With a glare that could have seared raw meat, he repeated the lilting noises.
Izuku focused on the tones, the syllables above the clicks. “Kah... tsssuuu... kiii,” she tried to emulate, slipping the translator back on.
[The fuck], he snapped. [That's not what I said at all.]
A real sentence, fully converted by her translator, and even with the coarser language accurately captured. Izuku was smiling so hard now her cheeks were starting to hurt. “Sorry, my throat can't make the same clicks and notes like you can. Katsuki is the best I can do, in my language.” After a beat, she smiled even more. “But I really like it. Much better than Trident.”
He just clicked his teeth in response.
“It's nice to meet you, Katsuki,” she told him, sincerely. “And again, I’m Izuku. I-zu-ku.”
The expression on his face said he didn’t give a shit what her name was.
Even so. This was an enormous amount of progress already.
She straightened up and went to fetch her backpack from the floor, talking all the while. “I'm going to run some tests, okay? Nothing that'll hurt, just measurements and some scans. And I’ll walk you through exactly what I’m doing as I do it.”
This room was outfitted with scanners, and even the surgical table he was strapped to was calibrated to give weight estimates. She pulled out some of her own low-tech tools from her bag: measuring tape, camera, notebook, pen. All very rudimentary, but effective. Then she snapped on a pair of medical gloves and got to work.
She showed and explained each tool before she used it. “This is a length of measuring tape,” she'd say, “and I'll use it to measure the length of your tail,” or, “this is a camera, so I can take a photo of you.” She paused after every measurement to jot down notes in her notebook, or to load photos and data tables on her laptop.
There were still medics in the background of the room, but a few minutes in and Izuku forgot all about them. Her world shrank to just her and Katsuki. She let herself really slip into a rhythm, and soon she wasn't just dictating for his benefit but also for herself, muttering measurements and ideas under her breath, questioning aloud the strength of his tail, debating with herself the reasons for his fin colors, writing entire sections out loud on how his scale pattern differed from Miu's…
She kept a careful distance and stayed within his field of view as much as she could.
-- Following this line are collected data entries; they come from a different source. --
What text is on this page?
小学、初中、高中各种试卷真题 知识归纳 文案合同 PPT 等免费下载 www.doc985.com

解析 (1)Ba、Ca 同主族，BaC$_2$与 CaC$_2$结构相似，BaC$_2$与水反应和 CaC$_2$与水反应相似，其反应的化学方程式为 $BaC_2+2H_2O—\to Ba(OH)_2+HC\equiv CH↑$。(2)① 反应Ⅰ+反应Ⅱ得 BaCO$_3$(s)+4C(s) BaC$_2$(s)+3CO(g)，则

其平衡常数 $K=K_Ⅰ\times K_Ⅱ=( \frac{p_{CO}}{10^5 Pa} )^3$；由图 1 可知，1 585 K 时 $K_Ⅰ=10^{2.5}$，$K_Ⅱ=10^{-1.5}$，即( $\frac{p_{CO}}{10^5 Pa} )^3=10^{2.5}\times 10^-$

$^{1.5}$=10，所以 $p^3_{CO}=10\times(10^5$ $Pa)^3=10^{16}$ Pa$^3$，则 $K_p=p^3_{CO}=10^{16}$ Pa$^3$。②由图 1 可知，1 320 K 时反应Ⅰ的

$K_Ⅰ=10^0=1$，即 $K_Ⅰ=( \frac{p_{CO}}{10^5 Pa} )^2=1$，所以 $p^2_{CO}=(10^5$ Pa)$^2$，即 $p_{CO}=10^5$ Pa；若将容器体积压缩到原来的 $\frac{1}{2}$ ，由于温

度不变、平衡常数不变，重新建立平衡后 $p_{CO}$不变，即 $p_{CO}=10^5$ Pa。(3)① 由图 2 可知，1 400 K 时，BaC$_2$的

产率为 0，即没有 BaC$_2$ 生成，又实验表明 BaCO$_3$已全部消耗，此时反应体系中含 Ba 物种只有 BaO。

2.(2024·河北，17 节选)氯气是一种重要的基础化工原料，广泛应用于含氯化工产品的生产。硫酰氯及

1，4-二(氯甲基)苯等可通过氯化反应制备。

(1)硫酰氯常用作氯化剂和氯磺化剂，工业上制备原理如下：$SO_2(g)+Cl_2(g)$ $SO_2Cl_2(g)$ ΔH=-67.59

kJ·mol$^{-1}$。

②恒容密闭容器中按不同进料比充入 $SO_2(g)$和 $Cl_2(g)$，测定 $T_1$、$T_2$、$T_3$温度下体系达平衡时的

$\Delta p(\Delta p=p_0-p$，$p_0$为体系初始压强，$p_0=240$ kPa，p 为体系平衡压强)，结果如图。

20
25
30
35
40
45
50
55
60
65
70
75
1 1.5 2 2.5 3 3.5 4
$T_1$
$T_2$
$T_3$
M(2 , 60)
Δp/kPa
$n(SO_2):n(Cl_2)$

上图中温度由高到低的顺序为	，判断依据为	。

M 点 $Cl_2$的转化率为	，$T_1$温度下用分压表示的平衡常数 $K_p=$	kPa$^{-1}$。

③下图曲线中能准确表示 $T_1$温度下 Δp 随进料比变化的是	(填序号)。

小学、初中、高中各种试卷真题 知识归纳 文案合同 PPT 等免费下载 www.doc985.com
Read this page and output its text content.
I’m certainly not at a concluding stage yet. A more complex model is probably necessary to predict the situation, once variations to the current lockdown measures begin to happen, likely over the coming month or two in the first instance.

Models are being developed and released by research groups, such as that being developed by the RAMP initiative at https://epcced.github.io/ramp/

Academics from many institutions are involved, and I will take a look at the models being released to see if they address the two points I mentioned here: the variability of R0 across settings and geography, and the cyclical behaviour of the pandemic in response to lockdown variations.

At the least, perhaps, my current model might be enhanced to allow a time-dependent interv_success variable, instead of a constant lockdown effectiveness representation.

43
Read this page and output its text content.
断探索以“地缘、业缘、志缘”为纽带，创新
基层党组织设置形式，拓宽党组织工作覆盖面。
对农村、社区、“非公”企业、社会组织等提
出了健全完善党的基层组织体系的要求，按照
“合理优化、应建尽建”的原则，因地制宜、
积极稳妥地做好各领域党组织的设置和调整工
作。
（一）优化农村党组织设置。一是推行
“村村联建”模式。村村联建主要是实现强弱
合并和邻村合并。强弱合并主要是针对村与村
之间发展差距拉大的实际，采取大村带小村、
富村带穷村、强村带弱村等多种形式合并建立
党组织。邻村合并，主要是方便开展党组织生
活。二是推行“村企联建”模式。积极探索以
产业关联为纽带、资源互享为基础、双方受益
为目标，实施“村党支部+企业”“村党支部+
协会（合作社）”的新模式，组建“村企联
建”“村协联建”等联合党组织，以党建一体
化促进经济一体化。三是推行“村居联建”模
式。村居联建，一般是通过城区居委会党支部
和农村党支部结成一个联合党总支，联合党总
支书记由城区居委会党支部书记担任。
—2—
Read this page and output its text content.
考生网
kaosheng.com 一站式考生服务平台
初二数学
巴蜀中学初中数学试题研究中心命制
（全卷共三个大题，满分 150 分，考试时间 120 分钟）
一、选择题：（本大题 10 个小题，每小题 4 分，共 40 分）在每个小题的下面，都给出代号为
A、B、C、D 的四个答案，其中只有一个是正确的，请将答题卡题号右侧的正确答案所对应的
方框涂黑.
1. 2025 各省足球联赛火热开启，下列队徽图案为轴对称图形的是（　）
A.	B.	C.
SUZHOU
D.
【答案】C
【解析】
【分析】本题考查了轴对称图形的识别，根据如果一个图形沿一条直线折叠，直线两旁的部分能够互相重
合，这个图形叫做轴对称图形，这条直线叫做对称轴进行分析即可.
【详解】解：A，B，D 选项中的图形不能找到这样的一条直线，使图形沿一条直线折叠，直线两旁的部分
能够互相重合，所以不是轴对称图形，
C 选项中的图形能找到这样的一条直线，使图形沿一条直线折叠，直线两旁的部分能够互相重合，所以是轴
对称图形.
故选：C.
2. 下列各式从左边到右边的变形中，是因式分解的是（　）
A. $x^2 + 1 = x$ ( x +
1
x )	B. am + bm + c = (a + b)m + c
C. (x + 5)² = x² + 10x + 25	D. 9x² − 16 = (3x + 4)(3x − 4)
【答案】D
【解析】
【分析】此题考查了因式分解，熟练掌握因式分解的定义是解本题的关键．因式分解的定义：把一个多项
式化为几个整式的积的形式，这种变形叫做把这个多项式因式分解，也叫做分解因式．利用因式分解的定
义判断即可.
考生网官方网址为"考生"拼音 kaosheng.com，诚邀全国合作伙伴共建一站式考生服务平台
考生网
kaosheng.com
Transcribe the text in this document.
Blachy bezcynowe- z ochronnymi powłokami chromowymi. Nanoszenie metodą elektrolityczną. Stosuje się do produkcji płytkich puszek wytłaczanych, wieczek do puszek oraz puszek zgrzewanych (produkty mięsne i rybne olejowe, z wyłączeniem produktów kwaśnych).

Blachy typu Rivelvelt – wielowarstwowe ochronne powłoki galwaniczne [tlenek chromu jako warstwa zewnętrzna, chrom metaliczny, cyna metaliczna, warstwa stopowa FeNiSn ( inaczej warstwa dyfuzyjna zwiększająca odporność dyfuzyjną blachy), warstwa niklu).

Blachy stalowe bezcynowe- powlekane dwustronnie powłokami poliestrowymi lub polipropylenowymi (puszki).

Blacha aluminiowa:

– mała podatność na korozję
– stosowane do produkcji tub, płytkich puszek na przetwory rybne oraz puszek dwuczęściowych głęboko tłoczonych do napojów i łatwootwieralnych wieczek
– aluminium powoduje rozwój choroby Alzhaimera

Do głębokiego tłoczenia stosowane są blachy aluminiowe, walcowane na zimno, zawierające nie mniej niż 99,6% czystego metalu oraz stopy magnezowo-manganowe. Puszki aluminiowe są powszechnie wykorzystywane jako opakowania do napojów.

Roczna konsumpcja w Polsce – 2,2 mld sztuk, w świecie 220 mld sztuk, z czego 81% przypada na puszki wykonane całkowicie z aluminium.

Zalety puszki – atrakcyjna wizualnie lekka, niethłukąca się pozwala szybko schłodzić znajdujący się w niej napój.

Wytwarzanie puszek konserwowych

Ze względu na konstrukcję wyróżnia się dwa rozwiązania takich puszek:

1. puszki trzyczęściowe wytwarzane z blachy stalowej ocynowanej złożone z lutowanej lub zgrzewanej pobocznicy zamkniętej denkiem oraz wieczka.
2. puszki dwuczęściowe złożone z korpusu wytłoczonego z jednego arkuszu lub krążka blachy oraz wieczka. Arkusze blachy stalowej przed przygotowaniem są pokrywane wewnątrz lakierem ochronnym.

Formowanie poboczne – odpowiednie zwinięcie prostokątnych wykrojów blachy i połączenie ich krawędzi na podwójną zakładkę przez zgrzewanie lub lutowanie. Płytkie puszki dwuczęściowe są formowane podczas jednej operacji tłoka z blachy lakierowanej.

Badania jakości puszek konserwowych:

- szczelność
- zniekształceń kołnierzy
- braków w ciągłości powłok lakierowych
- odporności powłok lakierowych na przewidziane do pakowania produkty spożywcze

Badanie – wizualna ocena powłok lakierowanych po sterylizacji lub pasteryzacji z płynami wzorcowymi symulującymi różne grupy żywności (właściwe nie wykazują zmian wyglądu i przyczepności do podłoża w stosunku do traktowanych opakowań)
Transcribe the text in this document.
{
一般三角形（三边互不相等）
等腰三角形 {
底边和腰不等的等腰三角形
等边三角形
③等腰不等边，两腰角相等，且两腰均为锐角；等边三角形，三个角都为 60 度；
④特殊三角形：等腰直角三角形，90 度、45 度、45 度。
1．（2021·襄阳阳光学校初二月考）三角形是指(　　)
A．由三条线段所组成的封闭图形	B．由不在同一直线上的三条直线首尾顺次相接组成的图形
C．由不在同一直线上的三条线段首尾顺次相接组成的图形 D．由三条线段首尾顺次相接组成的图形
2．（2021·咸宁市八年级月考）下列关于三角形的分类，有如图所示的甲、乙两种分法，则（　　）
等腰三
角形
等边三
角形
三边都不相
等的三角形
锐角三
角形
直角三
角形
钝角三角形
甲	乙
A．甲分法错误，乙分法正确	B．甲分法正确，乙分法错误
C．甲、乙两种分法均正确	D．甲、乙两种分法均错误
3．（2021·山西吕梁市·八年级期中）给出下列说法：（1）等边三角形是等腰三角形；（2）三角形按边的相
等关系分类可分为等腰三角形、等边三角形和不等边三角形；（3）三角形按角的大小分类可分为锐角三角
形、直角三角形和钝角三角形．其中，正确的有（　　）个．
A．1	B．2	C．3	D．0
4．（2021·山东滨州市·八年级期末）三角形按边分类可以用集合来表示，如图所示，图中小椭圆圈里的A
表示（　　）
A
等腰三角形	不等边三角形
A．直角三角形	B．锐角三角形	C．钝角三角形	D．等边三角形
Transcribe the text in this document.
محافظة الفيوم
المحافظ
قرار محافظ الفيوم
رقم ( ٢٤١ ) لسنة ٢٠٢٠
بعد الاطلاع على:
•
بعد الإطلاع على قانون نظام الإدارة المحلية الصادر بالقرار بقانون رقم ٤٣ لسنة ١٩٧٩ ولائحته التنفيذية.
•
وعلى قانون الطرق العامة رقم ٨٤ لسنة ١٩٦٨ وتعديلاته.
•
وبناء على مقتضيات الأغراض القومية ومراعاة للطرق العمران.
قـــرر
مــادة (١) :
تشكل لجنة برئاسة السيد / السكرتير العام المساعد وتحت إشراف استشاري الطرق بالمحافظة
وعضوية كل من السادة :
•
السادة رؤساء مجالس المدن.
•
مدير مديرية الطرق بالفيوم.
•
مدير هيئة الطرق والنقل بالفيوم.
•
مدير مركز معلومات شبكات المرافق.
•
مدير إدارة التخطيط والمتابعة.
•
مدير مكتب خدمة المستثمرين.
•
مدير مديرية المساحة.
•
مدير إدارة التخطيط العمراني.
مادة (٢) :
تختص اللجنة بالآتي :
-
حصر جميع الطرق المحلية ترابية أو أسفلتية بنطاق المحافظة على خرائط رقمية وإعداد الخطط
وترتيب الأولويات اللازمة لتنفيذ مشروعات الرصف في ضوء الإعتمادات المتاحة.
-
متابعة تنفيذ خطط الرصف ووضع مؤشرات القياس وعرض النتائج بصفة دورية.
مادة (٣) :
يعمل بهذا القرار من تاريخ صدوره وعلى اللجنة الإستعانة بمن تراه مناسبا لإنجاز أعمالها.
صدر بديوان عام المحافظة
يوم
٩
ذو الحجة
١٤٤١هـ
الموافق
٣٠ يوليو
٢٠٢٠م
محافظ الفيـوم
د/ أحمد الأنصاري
She didn’t touch him, but damn did she want to. Chalk it up to whatever foolish impulse made humans want to pet wild tigers and tame feral wolves, but she really wanted to reach out to him, feel the exact texture of his scales, his fins, his fronds.
Miu, one of the two coral mers she’d worked with back in grad school, had loved being petted. Miu used to flip upside down like an otter by the handler dock of her tank, and wiggle around, literally begging to be petted. She’d made little murr sounds whenever Izuku or another handler had stroked her tail, and she’d squealed like a kitten whenever they tickled her stomach. But Miu had grown up in tranquil captivity. It had been just Miu and her elderly mother living in that conservation tank together, with no predatorial or territorial threats in the slightest.
Well, other than the vague danger of Izuku and the other doting handlers spoiling the two mers to death, anyway.
Katsuki was not that. Katsuki was full-blown apex alpha predator. Katsuki was wild, through and through.
So Izuku didn’t touch him. But she ran her gaze again and again over his form, and she took way more pictures than she needed to.
She flipped through her photos and tables, used some of the really fancy equipment in the room to run some scans. She reviewed her output, retook a few measurements, jotted more logs in her notebook.
She was just triple-checking the last files on her laptop when her timer dinged on her phone.
Right on time.
“That's my cue.” She was sitting cross-legged on the tank floor at this point, so she set her laptop aside and stretched until her back cracked. “Thanks for being so good, Katsuki.”
He just blinked at her, slowly. He hadn't said one new word to her, not since he’d told her his name. He also hadn’t looked away from her since then, not once.
“All my tests are done,” she murmured into the quiet, just as the door creaked open and more medics trickled in. She stood up to leave, and favored him with one last smile. “Shame, really. I'm not done examining you at all.”